Four years ago Melissa Eeley, 33 at the time, felt a lump in her breast. Since she had just completed breastfeeding her second son, she figured it was a milk retention cyst. Much to her surprise, Melissa was diagnosed with stage 2 B triple positive breast cancer. Her early thirties would go on to be riddled with 20 rounds of chemotherapy, 20 rounds of radiation, targeted therapy through the year, a double mastectomy & diep flap surgery. In the four years since the diagnosis, Melissa still has one remaining surgery. A young mother of two boys, it’s astonishing to think of the journey of new motherhood coupled with such a serious diagnosis.
Without hesitation Melissa says her husband was her rock. His support and love helped her through the throes of new parenthood and the ever changing needs of her body and mental health during such a difficult time: “My husband and I, our relationship is unbelievable. We have been through more than most couples do in 20-30 years.” While the diagnosis certainly affected her husband, it also had surprising effects on her children. Her youngest son Luke, 1.5 years old at the time, had little understanding of the situation, but her oldest, Jacob, 3 at the time, particularly struggled to understand why his mom didn’t have hair.
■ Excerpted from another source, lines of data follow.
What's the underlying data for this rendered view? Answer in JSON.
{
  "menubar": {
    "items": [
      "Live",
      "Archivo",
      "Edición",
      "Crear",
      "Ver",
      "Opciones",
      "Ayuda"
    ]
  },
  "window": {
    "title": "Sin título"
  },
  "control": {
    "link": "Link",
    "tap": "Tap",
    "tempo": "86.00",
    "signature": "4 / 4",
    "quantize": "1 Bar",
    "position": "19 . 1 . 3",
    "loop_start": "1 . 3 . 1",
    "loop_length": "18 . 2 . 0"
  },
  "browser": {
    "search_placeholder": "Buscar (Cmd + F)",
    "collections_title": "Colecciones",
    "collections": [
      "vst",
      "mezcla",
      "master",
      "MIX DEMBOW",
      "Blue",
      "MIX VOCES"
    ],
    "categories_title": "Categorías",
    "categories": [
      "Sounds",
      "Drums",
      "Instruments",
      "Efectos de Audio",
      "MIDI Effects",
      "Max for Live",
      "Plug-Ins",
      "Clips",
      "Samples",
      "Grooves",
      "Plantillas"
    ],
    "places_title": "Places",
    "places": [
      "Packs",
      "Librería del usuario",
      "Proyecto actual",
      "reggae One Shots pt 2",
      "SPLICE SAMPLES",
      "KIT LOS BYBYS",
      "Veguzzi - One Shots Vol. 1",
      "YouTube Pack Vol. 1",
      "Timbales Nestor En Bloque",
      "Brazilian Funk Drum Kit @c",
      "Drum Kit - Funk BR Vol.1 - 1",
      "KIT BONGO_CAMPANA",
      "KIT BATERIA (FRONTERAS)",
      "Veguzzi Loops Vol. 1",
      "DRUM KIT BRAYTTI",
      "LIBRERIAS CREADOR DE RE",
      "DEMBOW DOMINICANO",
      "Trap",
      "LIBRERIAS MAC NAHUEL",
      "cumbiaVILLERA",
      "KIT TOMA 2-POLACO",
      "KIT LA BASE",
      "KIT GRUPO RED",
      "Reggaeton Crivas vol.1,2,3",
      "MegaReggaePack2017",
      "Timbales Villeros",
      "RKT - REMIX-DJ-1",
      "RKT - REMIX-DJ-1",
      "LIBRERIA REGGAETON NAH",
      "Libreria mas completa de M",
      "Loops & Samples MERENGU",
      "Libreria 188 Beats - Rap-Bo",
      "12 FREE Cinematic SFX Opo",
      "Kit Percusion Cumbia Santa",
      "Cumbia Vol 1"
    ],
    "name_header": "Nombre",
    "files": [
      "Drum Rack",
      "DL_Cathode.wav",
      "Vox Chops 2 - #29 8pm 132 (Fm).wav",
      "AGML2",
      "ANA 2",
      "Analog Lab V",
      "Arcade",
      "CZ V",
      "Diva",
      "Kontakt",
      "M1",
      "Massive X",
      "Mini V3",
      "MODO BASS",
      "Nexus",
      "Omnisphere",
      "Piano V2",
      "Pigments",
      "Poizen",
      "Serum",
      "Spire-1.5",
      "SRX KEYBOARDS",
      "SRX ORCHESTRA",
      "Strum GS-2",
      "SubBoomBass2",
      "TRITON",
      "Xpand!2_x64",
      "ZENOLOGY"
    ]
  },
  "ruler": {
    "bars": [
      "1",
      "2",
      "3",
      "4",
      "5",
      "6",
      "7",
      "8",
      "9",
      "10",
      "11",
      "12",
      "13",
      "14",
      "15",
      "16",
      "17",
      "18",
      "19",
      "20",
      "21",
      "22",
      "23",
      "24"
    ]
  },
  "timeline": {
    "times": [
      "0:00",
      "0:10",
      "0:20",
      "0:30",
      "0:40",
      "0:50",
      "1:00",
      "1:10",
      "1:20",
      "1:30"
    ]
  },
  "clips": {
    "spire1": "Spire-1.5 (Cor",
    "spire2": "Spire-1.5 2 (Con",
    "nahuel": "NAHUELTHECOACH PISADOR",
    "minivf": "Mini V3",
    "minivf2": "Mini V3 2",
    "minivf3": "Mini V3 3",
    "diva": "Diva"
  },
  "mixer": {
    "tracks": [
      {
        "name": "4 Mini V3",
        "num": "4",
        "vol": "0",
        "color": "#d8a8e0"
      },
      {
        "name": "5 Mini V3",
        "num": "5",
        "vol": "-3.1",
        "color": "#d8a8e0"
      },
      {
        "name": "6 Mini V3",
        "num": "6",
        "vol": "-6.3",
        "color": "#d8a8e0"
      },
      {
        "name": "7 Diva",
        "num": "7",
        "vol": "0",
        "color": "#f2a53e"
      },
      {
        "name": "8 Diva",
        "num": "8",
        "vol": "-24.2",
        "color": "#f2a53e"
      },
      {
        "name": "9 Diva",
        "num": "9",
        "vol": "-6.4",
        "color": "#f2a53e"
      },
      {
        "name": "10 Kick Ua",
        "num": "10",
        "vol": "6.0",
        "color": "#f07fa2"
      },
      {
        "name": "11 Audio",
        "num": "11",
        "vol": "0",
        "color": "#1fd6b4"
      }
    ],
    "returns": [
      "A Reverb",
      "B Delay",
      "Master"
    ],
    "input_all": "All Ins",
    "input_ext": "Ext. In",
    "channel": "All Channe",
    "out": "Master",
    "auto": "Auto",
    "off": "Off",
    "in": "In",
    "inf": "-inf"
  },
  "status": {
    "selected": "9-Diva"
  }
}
It was only when Melissa connected with a group of other mother’s battling breast cancer and attended a casual brunch that she realized the impact of connecting with those in a similar situation. At the brunch her son said, “Mommy look! None of them have hair like you!” An emotional Melissa remembers the moment as a turning point for her family, whereby their community became paramount in providing the support necessary for the entire family to one day return to a new “normal.”
It was another connection, this time through a Facebook group, that provided the silver lining to her diagnosis. When fellow Runway Model Kelly Cassier wrote in a local town Facebook group looking to connect with other women diagnosed with breast cancer, Melissa and four other women rallied right away. It would kick off a friendship that has changed the women’s worlds: “What I love about this group of women is that though breast cancer has affected us and our family’s so deeply, we also laugh a ton, joke around a lot and use it as fuel for positivity and to bring us joy.”
It’s this group of women that have been there for each other through it all. Their children play together, they have taken trips with another and simply put, they have just been present for it all- the good, the scary and so much more: “Breast cancer really shows you who your friends are. These women have taught me so much about how to be a great woman, mom and friend.” Melissa is quick to note how lucky she has been with not only this amazing group of supportive women and friends, but her husband, family and even her work, whom she said really stepped up to support her during her battle.
Melissa exudes optimism and positivity and when asked how she maintains an upbeat attitude through her grueling breast cancer journey she notes, “breast cancer is awful. You battle with aches, pains, body positivity issues and especially at 33, it’s very hard. However, where people complain about everyday things, I don’t sweat the small stuff and when you have such a big fight ahead of you and you are looking at life or death, that stuff doesn’t matter so much.”